Adesso parlava a voce talmente bassa che Shadow dovette sforzarsi per distinguere le sue parole sopra il frastuono del motore.
«Il sedicesimo: se ho bisogno d’amore posso conquistare la mente e il cuore di ogni donna.
«Il diciassettesimo: nessuna donna da me desiderata desidererà mai un altro.
«E conosco il diciottesimo, l’incantesimo più potente di tutti, e di quest’incantesimo non parlerò a nessuno, perché un segreto che nessuno conosce oltre a te è il segreto più potente che esista.»
Sospirò e tacque.
Shadow aveva la pelle d’oca. Era come se avesse appena visto una porta spalancarsi su un altro luogo, un posto lontano molti mondi dove gli impiccati oscillavano al vento a ogni crocicchio, e nottetempo le streghe si alzavano in volo lanciando strida.
«Laura» si limitò a dire.
Wednesday girò la testa e fissò Shadow nei suoi occhi chiari. «Non posso farla tornare in vita. Non so nemmeno perché non sia completamente morta come dovrebbe.»
«Credo di essere stato io» disse Shadow. «È stata colpa mia.»
Wednesday inarcò un sopracciglio.
«Mad Sweeney mi ha dato una moneta d’oro, la prima sera, quando mi ha fatto vedere il trucco. Da quanto ho capito deve avermi dato la moneta sbagliata. Era più potente del previsto e io l’ho regalata a Laura.»
Wednesday emise un grugnito, abbassò il mento sul petto e aggrottò la fronte. Poi si riappoggiò allo schienale. «In questo caso sì, può essere successo. E comunque no, non sono in grado di aiutarti. Quello che fai nel tuo tempo libero ovviamente è affar tuo.»
«Che cosa vorrebbe dire?»
«Vuol dire che non ti posso impedire di dare la caccia alle pietre aquiline e agli uccelli del tuono. Anche se preferirei infinitamente di più che trascorressi le tue giornate tranquillo e appartato a Lakeside, lontano da sguardi e, spero, da menti indiscrete. Quando le cose si metteranno male avremo bisogno di tutte le braccia disponibili.»
Mentre parlava aveva un’aria molto vecchia e fragile, la sua pelle sembrava quasi trasparente e la carne, sotto la pelle, era grigiastra.
Shadow provò il forte desiderio di allungare una mano e posarla sulla mano grigia di Wednesday. Avrebbe voluto dirgli che tutto si sarebbe risolto per il meglio, una cosa che non credeva, ma che andava detta. Là fuori c’erano uomini dentro treni neri. C’era un ragazzo grasso in una lunga limousine e gente della televisione animata da cattive intenzioni.

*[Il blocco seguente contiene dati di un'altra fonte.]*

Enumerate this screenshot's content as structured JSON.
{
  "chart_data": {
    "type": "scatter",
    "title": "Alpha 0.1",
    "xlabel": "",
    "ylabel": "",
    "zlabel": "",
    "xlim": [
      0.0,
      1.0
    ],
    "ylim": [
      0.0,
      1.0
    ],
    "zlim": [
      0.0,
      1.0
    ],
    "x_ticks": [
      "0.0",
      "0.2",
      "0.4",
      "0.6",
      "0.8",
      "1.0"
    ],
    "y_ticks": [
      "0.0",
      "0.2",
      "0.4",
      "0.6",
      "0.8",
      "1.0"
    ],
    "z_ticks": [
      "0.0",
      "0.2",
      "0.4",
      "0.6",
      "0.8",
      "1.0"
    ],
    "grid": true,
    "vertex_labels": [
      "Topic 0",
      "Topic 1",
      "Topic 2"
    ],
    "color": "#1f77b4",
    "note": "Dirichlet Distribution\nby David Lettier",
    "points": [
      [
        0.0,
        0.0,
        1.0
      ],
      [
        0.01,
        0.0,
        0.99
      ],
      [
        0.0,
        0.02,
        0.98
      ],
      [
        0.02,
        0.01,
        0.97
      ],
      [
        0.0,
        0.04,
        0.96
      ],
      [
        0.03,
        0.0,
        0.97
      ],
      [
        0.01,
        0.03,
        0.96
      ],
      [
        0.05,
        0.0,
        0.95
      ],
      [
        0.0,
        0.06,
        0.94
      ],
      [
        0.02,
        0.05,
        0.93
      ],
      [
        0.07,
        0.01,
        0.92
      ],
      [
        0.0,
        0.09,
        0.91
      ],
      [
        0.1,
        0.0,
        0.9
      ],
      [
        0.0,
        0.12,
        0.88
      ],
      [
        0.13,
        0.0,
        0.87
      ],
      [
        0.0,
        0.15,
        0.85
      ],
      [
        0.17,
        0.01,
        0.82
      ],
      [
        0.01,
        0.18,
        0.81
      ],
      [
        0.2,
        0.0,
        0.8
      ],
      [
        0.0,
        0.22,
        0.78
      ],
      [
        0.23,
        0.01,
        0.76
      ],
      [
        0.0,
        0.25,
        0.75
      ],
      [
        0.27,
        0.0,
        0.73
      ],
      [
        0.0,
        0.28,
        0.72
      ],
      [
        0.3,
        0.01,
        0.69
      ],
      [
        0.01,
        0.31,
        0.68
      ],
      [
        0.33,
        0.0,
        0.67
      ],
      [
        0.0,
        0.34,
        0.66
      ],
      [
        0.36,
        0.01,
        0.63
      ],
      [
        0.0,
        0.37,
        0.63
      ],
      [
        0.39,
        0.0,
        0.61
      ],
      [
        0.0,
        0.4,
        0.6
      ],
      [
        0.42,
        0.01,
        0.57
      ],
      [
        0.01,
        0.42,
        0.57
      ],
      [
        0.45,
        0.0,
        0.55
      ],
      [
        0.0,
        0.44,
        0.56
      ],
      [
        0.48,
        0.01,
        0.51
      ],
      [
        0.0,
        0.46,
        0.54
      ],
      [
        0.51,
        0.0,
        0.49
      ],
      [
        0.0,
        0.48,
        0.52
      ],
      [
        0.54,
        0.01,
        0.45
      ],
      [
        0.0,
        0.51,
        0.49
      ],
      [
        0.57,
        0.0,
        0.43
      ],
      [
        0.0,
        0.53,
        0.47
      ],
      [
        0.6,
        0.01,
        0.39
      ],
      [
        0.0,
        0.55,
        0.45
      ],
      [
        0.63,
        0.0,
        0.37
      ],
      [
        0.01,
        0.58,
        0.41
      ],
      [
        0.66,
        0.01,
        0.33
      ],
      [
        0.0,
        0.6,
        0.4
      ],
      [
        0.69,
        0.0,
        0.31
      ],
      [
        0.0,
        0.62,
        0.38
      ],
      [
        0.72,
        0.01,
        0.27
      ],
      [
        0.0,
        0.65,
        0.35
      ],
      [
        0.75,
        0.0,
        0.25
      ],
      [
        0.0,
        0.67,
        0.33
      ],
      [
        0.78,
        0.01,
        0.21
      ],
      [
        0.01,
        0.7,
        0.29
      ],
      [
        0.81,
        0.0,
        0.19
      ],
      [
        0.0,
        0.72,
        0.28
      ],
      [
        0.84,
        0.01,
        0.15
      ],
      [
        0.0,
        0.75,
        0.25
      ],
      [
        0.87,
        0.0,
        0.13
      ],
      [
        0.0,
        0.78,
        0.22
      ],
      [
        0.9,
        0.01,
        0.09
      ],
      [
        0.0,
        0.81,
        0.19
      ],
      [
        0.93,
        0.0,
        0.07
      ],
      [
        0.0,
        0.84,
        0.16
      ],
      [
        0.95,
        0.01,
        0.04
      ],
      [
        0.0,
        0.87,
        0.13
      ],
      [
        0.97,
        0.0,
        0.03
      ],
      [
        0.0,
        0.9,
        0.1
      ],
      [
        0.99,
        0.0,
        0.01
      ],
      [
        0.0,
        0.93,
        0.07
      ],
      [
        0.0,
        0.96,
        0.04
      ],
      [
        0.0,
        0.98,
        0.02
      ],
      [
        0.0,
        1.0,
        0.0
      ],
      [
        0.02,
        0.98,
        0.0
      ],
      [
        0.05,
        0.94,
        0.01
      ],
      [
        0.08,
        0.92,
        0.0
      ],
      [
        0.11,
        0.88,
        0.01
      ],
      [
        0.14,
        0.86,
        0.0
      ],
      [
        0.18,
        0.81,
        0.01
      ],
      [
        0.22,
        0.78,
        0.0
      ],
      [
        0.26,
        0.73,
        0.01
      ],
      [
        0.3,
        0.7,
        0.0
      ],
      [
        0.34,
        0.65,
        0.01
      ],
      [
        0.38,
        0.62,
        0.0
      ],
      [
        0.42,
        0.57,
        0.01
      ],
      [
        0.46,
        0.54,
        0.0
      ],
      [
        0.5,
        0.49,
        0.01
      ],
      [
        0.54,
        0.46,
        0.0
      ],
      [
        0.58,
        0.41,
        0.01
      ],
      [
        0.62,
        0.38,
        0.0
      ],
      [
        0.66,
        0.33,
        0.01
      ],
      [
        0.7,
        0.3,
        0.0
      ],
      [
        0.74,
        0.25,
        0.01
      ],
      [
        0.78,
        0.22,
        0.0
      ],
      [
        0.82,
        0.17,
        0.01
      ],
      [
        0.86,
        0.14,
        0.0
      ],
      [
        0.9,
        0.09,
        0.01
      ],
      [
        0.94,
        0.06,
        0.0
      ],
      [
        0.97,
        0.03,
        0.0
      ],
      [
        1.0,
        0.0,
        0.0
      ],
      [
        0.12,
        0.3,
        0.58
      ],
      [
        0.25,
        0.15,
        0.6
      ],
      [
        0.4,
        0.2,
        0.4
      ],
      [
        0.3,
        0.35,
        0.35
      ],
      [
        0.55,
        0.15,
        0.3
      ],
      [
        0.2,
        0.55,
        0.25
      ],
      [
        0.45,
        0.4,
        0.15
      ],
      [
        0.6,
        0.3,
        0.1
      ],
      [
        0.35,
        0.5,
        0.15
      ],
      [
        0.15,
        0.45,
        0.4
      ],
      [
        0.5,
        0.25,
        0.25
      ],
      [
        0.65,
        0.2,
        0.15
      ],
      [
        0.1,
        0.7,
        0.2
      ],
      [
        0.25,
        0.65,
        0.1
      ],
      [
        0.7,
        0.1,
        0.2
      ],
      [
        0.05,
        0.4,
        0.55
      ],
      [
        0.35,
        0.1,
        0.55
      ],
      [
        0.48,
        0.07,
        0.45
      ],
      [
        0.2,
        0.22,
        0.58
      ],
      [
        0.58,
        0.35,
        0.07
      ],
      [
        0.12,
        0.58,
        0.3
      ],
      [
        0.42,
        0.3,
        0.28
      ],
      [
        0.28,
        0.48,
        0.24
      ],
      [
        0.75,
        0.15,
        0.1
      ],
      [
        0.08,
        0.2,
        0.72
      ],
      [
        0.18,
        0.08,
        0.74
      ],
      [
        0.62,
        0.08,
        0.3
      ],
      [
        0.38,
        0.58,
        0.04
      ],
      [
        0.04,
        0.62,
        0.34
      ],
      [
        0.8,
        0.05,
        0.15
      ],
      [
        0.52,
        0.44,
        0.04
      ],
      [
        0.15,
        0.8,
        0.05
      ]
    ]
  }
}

Non lo toccò. Non gli disse niente.
Più tardi si chiese se avrebbe potuto cambiare il corso degli eventi, se quel gesto sarebbe servito a qualcosa, se magari avrebbe potuto allontanare il male che li attendeva. Si rispose che non sarebbe bastato. Sapeva che non sarebbe servito a niente. Tuttavia, dopo, rimpianse che su quel lento volo di ritorno a casa non avesse, anche solo per un istante, sfiorato la mano di Wednesday con la sua.
La breve luce invernale stava già scomparendo quando Wednesday lasciò Shadow davanti a casa. La temperatura, quando aprì la portiera, paragonata al clima di Las Vegas sembrava ancora più da fantascienza.
«Stai lontano dai guai» disse Wednesday. «Fai poco chiasso e non dare nell’occhio.»